I roll down my window, waving the car behind me to drive on by, surprised when the girl keeps the gun up, not deterred in any way by the passing car.
“She’s just gonna stand there?” Riley asks.
“Looks like it.” I place my hands at the top of the wheel and spread my fingers, showing her that I’m unarmed. She points the handgun at Sean and Riley, waving it to the side as a signal for them to get out of the truck. “You guys need to take off.”
“I’m not leaving you alone with a gun pointed at your head,” Sean says.
“It’s pointed at our heads,” Riley says.
“Don’t argue, just go. I’ll be all right.”
“But—”
“Stop.” I hold up a hand, cutting Sean off. “Take Riley and wait for me at the b
ar.”
“But—”
“Sean, go!”
5
If someone had told me I’d be driving aimlessly through the streets of Northland with a body in the back seat, my knife with Sean back at the bar, and a mysterious girl in my passenger seat—one who has a handgun aimed at my chest—I would’ve said they were flat-out nuts. I’m used to drama-filled nights: fistfights, protecting Sean, drunken conversations about my past, arguing with Eddie, Riley asking far too many questions. But being held at gunpoint by a girl with a pink-handled Walther is a first.
“Is this guy your boyfriend?” I ask for the third time, still not getting an answer.
She unbuttons my coat and waves the gun to take it off. I set it between us, letting her check me for weapons, on full alert when her cold hand spends a little too much time below my belt. She smiles and leans back.
The gun’s black slide has a fierce look, the pink handle sweet—a dark and dainty pistol that fits her outward appearance to a T.
“So, I’m just gonna keep driving and talking.” I glance at her then back at the road. “Maybe you can tell me what you want, or something about him, or if you’re gonna kill me.”
Guarding me with almond-shaped eyes, she removes her leather gloves and sets them on my coat. The gun doesn’t waver. I glance at it, waiting for the perfect moment to snatch it from her hand.
“He was rough when he pulled you out of the bar. My friend Sean and I just wanted to make sure you were all right. I don’t know what you saw after that, but … so anyway, what did you see? I mean, you were there, right? You pushed him into my blade?” I take a long breath and wait. Still. No response. “I saw you. It happened fast, but it was you.”

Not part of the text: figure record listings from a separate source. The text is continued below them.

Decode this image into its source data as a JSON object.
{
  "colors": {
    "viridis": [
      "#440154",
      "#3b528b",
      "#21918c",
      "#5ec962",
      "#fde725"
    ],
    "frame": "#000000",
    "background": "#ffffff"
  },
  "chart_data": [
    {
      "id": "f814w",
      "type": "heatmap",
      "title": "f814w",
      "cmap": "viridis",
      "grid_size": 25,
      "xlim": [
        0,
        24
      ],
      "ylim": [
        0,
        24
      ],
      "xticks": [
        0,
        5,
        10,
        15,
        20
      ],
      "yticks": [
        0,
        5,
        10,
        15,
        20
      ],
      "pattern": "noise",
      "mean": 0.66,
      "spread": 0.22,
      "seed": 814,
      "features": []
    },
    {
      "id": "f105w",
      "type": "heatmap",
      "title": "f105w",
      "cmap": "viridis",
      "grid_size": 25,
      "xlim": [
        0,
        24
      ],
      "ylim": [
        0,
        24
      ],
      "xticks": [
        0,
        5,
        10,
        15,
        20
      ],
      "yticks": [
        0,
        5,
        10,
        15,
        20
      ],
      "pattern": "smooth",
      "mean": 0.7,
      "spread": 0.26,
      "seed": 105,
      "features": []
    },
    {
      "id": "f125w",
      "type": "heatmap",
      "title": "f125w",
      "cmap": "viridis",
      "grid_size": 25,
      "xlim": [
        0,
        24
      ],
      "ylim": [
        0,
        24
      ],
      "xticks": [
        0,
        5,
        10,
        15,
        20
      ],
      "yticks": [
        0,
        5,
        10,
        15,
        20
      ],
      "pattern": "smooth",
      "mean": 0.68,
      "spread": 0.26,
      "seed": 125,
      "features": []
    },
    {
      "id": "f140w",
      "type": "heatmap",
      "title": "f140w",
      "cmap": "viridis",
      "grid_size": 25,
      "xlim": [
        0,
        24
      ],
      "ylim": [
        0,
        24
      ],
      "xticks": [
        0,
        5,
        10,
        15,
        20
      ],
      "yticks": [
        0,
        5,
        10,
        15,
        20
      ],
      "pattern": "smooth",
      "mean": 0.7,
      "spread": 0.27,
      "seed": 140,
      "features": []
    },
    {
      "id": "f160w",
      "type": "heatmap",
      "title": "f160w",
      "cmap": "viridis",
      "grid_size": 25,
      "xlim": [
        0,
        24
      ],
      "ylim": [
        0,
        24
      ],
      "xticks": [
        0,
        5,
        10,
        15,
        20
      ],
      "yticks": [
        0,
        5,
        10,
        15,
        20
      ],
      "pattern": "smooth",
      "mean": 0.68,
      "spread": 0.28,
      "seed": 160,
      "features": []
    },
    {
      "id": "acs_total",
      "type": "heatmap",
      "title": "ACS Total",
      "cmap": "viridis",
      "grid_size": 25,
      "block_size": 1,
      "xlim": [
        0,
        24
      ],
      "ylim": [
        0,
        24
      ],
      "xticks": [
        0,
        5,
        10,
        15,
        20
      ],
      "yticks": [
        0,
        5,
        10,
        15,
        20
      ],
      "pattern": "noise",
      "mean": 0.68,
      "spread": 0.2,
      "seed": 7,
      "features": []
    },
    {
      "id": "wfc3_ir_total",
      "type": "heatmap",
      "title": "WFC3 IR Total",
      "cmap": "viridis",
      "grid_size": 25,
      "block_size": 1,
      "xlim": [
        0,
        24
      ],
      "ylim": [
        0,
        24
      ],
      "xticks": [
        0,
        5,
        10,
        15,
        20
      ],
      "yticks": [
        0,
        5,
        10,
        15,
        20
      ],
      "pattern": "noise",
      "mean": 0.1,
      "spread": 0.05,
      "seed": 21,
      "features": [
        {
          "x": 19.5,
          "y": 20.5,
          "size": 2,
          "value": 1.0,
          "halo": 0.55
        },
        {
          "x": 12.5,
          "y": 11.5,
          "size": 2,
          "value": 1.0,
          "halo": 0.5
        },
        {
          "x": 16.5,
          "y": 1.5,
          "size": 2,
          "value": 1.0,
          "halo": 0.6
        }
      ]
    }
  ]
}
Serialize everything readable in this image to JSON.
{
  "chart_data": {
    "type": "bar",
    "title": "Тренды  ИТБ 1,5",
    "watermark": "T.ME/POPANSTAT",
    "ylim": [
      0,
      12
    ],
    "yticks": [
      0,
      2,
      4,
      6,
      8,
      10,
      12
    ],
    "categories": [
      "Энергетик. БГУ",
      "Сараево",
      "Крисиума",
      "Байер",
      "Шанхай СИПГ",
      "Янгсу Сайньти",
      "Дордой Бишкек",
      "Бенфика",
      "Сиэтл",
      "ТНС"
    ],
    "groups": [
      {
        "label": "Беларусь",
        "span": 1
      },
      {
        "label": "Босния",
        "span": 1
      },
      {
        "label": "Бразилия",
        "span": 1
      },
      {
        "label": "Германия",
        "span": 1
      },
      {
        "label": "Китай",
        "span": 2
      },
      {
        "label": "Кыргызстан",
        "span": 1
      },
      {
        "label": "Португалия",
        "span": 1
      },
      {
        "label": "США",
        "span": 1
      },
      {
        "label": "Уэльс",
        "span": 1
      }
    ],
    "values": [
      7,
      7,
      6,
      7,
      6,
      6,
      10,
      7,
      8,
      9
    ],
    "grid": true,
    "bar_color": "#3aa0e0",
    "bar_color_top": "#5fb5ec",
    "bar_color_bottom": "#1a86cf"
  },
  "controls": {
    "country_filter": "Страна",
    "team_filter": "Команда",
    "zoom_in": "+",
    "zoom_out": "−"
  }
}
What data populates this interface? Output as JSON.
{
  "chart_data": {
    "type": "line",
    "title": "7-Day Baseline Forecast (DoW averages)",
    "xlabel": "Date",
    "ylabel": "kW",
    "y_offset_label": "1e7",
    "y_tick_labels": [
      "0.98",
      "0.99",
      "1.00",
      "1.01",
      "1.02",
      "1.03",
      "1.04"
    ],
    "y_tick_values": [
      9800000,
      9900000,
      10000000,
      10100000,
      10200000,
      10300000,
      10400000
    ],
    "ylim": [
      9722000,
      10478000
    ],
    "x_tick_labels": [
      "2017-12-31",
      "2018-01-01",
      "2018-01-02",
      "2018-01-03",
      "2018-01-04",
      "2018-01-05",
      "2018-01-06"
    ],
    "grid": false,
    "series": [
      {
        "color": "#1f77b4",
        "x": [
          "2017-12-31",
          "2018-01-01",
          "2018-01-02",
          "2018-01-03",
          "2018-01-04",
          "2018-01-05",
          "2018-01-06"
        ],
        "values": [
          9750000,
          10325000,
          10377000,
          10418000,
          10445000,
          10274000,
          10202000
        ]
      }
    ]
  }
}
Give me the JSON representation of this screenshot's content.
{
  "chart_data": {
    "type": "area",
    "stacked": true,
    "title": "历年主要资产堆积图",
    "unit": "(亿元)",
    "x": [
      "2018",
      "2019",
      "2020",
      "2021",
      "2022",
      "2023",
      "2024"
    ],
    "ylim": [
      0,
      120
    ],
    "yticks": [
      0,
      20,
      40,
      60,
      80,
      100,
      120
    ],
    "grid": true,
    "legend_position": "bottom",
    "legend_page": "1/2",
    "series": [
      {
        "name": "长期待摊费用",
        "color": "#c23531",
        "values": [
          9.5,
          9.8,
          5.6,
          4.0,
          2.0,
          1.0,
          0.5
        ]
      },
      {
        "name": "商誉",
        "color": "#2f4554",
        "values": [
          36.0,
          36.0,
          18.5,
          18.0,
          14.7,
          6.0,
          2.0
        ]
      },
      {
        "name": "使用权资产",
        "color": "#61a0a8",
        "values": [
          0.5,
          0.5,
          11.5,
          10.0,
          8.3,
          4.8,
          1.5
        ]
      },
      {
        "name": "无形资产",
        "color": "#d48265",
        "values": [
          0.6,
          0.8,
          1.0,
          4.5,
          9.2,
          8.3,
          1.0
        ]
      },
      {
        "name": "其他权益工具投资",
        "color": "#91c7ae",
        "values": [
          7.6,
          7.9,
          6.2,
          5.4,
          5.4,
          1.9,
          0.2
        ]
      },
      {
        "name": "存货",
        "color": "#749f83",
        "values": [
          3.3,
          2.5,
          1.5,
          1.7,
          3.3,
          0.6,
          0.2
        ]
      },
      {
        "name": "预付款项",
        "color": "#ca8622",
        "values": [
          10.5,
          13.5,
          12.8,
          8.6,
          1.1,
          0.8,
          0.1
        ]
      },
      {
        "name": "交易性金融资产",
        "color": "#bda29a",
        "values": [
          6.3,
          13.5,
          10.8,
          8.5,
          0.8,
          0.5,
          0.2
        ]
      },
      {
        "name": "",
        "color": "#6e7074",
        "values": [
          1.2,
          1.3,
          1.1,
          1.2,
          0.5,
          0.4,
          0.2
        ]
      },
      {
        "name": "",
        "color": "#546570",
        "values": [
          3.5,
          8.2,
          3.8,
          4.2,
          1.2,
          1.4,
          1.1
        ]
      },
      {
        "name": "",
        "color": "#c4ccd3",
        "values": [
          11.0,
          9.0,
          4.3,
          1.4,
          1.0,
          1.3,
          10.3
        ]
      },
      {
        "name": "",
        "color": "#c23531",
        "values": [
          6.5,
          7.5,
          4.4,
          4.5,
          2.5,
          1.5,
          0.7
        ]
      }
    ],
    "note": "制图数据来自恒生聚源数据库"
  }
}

Not a word. What the hell is going on here?
“Look, either start talking or get the hell out of my truck so I can deal with the problem in the back seat.”
She lowers the Walther to her belly and grasps the slide with her left hand, driving the gun forward with her right. The quick rack of the slide is precise, about technique, not strength. It’s unsettling that she has it down pat.